28 Οκτ 2011

Άπαιχτος

Πάμε μια βόλτα στη Νέα Υόρκη. Ο τύπος είναι άπαιχτος.

Roy Ayers was born in Los Angeles, California and grew up in a musical family. At the age of five, Lionel Hampton gave him his first pair of mallets, which led to the vibraphone being his trademark sound for decades. The area of Los Angeles that Ayers grew up in, now known as "South Central", but then known as "South Park", was the epicenter of the Southern California Black Music Scene. The schools Roy attended (Wadsworth Elementary, Nevins Middle School, and Thomas Jefferson High School) were all close to the famed Central Avenue, Los Angeles' equivalent of Harlem's Lenox Avenue and Chicago's State Street.

Ayers was responsible for the highly regarded soundtrack to Jack Hill's 1973 blaxploitation film Coffy, which starred Pam Grier. He later moved from a jazz-funk sound to R&B, as seen on Mystic Voyage, which featured the songs "Evolution" and the underground disco hit "Brother Green (The Disco King)", as well as the title track from his 1976 album Everybody Loves the Sunshine.

In 1977, Ayers produced an album by the group RAMP, Come Into Knowledge, commonly and mistakenly thought to stand for "Roy Ayers Music Project". That Fall, he had his biggest hit with "Running Away". In 1980, Ayers released Music Of Many Colors with the Nigerian Afrobeat pioneer Fela Kuti.

Since then, Roy Ayers has toured the world, many times over, released numerous records and had dozens of life changing collaborations.
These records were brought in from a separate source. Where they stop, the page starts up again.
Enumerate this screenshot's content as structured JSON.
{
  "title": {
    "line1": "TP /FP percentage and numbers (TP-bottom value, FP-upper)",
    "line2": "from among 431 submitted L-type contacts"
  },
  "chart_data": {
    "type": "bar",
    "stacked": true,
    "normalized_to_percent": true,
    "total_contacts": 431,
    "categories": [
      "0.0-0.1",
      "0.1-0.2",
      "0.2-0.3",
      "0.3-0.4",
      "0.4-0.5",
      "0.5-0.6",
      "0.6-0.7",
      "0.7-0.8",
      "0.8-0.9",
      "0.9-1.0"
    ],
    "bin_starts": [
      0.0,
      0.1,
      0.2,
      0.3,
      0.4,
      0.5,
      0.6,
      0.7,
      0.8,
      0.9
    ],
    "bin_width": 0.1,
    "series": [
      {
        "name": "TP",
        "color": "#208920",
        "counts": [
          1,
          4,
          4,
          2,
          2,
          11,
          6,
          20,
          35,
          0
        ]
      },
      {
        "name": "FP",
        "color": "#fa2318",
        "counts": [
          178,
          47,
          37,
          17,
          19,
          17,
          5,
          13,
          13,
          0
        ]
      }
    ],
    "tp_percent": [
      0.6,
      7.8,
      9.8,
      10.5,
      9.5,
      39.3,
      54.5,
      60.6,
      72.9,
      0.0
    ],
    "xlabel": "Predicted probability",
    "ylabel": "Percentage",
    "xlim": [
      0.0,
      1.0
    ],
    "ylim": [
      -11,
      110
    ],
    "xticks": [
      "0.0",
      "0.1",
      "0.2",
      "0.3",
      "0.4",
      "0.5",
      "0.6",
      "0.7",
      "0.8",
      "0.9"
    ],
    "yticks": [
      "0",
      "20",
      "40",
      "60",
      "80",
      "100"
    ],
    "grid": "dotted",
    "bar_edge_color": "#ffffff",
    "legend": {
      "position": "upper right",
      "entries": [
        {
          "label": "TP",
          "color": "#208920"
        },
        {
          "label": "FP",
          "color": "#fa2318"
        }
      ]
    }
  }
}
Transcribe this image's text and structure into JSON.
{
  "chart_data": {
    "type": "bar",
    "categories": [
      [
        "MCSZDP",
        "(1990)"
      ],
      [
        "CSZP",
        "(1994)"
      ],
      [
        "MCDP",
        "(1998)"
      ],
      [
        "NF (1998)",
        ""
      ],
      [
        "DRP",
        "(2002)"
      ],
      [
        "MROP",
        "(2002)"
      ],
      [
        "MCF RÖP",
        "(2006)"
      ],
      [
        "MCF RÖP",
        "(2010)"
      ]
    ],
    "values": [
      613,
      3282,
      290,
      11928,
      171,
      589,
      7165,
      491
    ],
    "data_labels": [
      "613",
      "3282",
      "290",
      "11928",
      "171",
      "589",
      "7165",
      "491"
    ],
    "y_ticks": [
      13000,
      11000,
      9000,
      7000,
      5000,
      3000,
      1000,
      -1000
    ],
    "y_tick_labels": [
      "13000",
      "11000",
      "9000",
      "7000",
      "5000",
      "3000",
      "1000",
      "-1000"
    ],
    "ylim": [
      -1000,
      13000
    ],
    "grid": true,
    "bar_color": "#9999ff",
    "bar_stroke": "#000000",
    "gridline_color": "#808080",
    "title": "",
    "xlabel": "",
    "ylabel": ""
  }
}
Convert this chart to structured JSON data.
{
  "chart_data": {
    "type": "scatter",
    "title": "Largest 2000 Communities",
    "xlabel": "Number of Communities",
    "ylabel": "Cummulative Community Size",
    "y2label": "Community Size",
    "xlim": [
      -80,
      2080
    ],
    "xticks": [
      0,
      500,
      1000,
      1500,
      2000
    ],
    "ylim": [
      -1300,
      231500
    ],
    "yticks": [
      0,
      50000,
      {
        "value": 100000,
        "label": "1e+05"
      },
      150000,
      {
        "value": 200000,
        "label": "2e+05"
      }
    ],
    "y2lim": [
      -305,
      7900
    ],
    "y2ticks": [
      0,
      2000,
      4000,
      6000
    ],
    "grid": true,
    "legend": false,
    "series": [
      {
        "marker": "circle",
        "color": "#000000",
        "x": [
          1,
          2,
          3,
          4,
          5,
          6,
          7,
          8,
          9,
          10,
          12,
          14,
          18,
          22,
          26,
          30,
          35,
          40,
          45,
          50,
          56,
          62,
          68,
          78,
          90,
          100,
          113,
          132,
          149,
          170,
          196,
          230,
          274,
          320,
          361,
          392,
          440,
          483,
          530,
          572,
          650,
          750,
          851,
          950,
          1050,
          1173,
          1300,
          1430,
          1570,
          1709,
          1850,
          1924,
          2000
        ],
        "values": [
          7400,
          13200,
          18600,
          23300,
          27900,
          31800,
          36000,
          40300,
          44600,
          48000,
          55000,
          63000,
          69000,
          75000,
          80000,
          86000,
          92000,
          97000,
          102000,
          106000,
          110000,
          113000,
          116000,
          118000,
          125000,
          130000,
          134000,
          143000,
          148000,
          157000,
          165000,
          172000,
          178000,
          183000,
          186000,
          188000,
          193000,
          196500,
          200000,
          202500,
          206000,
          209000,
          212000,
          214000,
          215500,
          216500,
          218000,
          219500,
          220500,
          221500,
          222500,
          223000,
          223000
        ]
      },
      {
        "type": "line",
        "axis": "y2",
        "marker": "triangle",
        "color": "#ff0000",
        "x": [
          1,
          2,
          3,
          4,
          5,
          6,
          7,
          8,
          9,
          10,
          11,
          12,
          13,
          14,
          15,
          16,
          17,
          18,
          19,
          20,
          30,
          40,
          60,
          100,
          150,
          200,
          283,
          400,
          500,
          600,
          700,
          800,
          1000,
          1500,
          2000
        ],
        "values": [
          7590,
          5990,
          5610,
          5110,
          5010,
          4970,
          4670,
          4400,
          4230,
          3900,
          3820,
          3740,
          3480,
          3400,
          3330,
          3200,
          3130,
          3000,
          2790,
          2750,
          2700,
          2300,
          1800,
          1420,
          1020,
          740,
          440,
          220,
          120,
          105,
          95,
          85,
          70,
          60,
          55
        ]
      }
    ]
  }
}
Roy also made a hug impact in the world of Hip-Hop and RnB. Many people have sampled him and covered him. Erykah Badu, Mary J. Blidge, Mos-Def, Digable Planets, DJ Shadow, Nas, Madlib, Ice Cube, Public Enemy, Common, The Pharcyde, Pete Rock, Jill Scott and many many more.

Soul Brother No. 1., also known as, Pete Rock, rose to prominence in the early 1990’s as one half of the critically acclaimed group Pete Rock & CL Smooth. After the duo separated ways, Rock continued with a solo career garnering worldwide respect. Along with groups such as Stetsasonic, A Tribe Called Quest, The Roots and Gang Starr, Nas and Notorious B.I.G., Talib Kweli and the late J Dilla, Rock played a major role in the merging of elements from jazz into hip-hop music (also known as jazz rap). He is widely recognized as one of the greatest hip hop producers of all time and is often mentioned alongside DJ Premier and RZA as one of the strongholds of 1990’s East Coast hip-hop production.

Stephen Bruner is Thundercat, the dominant bassist rising within the ranks of R&B, rock, hip-hop, jazz, electronic and beyond. The mystique behind the man named for his favorite cartoon seemingly hides an introspective, ambitious, and fearless young artist whose solo debut album is finally emerging in front of the vast catalog of experience he has amassed in collaboration with the likes of Erykah Badu, Miguel Atwood-Ferguson, Shafiq Husayn, Suicidal Tendencies, Stanley Clarke, and Flying Lotus, his closest partner and head of the Brainfeeder movement. Stephen is joined by a serious cast of jazz cats!

One of the original turntablists, J.Rocc founded the Beat Junkies in 1992 with Melo-D and Rhettmatic, but has done just as much on his own as in a group setting. He began DJing in the mid-'80s with a California group named PSK. Soon after forming, the Beat Junkies became a seminal force in the rise of instrumental hip-hop, including core member Babu plus future stars Shortkut and D-Styles. In addition to numerous mixtapes and his own production for Stones Throw releases, J. Rocc has been the DJ for Madlib's live shows since the early 2000's, was the 3rd member of Jaylib (Madlib & J Dilla) during the group's live events, and collaborated with Madlib on Beat Konducta Vol. 5-6: A Tribute to J Dilla.